– Я будто не на палубе «А», а в дебрях чапараля[29], Итан. И в нем затаились краснозадые дикари. Едва зазеваешься – прощай скальп!
– Здесь Старый Свет, и дене[30] тут редкие гости.
– Не притворяйтесь, что вы меня не поняли. Это молчаливое порицание моего образа жизни я чувствую кожей. Ха! Просто потрясающе! Можно быть чертовски богатым, но какой-нибудь обедневший баронет из Королевства все равно смотрит на тебя, словно ты пришел из ночлежки. Меня не считают равным, словно я не белый человек.
Я развел руками, показывая этим, что удивляться подобному, по крайней мере, странно.
– Многие не одобряют традиций вашей страны. До войны с этим мирились, но после нее мир слишком сильно и слишком быстро изменился. С появлением мотории Западный континент стал гораздо ближе, а чужих глаз у вас – больше. То, что раньше казалось далеким, теперь стало довольно реальным.

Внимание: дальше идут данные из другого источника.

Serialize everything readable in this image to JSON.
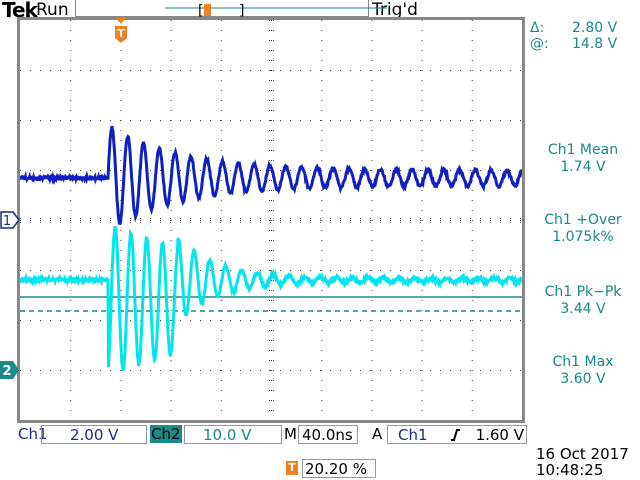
{
  "header": {
    "brand": "Tek",
    "state": "Run",
    "trigger_status": "Trig'd"
  },
  "cursors": {
    "delta_label": "Δ:",
    "delta_value": "2.80 V",
    "at_label": "@:",
    "at_value": "14.8 V"
  },
  "measurements": [
    {
      "label": "Ch1 Mean",
      "value": "1.74 V"
    },
    {
      "label": "Ch1 +Over",
      "value": "1.075k%"
    },
    {
      "label": "Ch1 Pk−Pk",
      "value": "3.44 V"
    },
    {
      "label": "Ch1 Max",
      "value": "3.60 V"
    }
  ],
  "channels": {
    "ch1": {
      "label": "Ch1",
      "scale": "2.00 V",
      "marker": "1",
      "color": "#1020c0"
    },
    "ch2": {
      "label": "Ch2",
      "scale": "10.0 V",
      "marker": "2",
      "color": "#00e5ee"
    }
  },
  "timebase": {
    "label": "M",
    "value": "40.0ns"
  },
  "trigger": {
    "mode": "A",
    "source": "Ch1",
    "slope_icon": "rising-edge-icon",
    "level": "1.60 V",
    "marker": "T",
    "position": "20.20 %"
  },
  "datetime": {
    "date": "16 Oct  2017",
    "time": "10:48:25"
  }
}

– Пфф! – Он слишком энергично взмахнул бокалом, и бурбон выплеснулся ему на руку, но Осмунд этого словно и не заметил. – Война! Когда Отцы Основатели помогали вам сдирать бобровые шкурки[31] с искиров, вы не жаловались и не морщили нос! Принимали помощь и просили добавки. Углем, золотом, пулями, кораблями и людьми. А теперь только и делаете, что неодобрительно кривитесь и покушаетесь на нашу, за два последних столетия ставшую традиционной, собственность. В каждой центральной газете обязательно какой-то писака упомянет о том, что у нас следует отобрать негров. А писаки, как мы знаем, пишут лишь то, что одобряет правительство.
– Вам не кажется, Осмунд, что люди не должны быть собственностью?
Он посмотрел на меня с печалью:
– Люди всегда являются чьей-то собственностью. Свобода в нашем обществе лишь иллюзия! Приятная, куда уж деваться, не стану этого отрицать, но иллюзия. Все, начиная от мальчишки-газетчика и заканчивая вашей королевой, – принадлежат кому-то. Родителям, мужу, фирме, армии, прихожанам, церкви, газете, стране, пароходной компании или самому дьяволу! Но им всем дался именно мой чертов раб! Что вы на это скажете?
Я отхлебнул крепкого кофе, посмотрел на бесстрастное лицо негра, стоящего за спиной конфедерата.
– Ваши слова, Осмунд, всего лишь риторика. Не обижайтесь, – попросил я, видя, что он собирается возразить. – То, что вы называете собственностью, – это долг, вера, брак, желание заработать, в конце концов. Свободное решение. Никто не убьет священника потому, что он подал холодным суп. Никто не высечет газетчика за то, что тот собрал мало сахарного тростника. Не поставит клеймо на лоб полковнику за побег с плантации и не продаст жену, точно вещь, на невольничьем рынке.
Мой собеседник вздохнул:
– Полковнику поставят клеймо на лоб за побег с поля боя, а скорее и пустят в этот лоб пулю за, как у вас принято выражаться, столь нестерпимый «поступок»… Старый Свет, черт бы вас всех побрал! Откуда вообще вы берете эти блади-истории? Из газет? Такое не практикуется уже лет сорок. Нет, я, конечно, не отрицаю, выродки есть в каждой стране, и моя в этом смысле ничуть не лучше вашей. Где-нибудь в Айвори[32], на границе с Мертвой пустыней, каких только людей не встретишь. Есть и те, кто обращается с рабами хуже, чем с собаками. Там дикий край, пограничные земли, и всякое случается.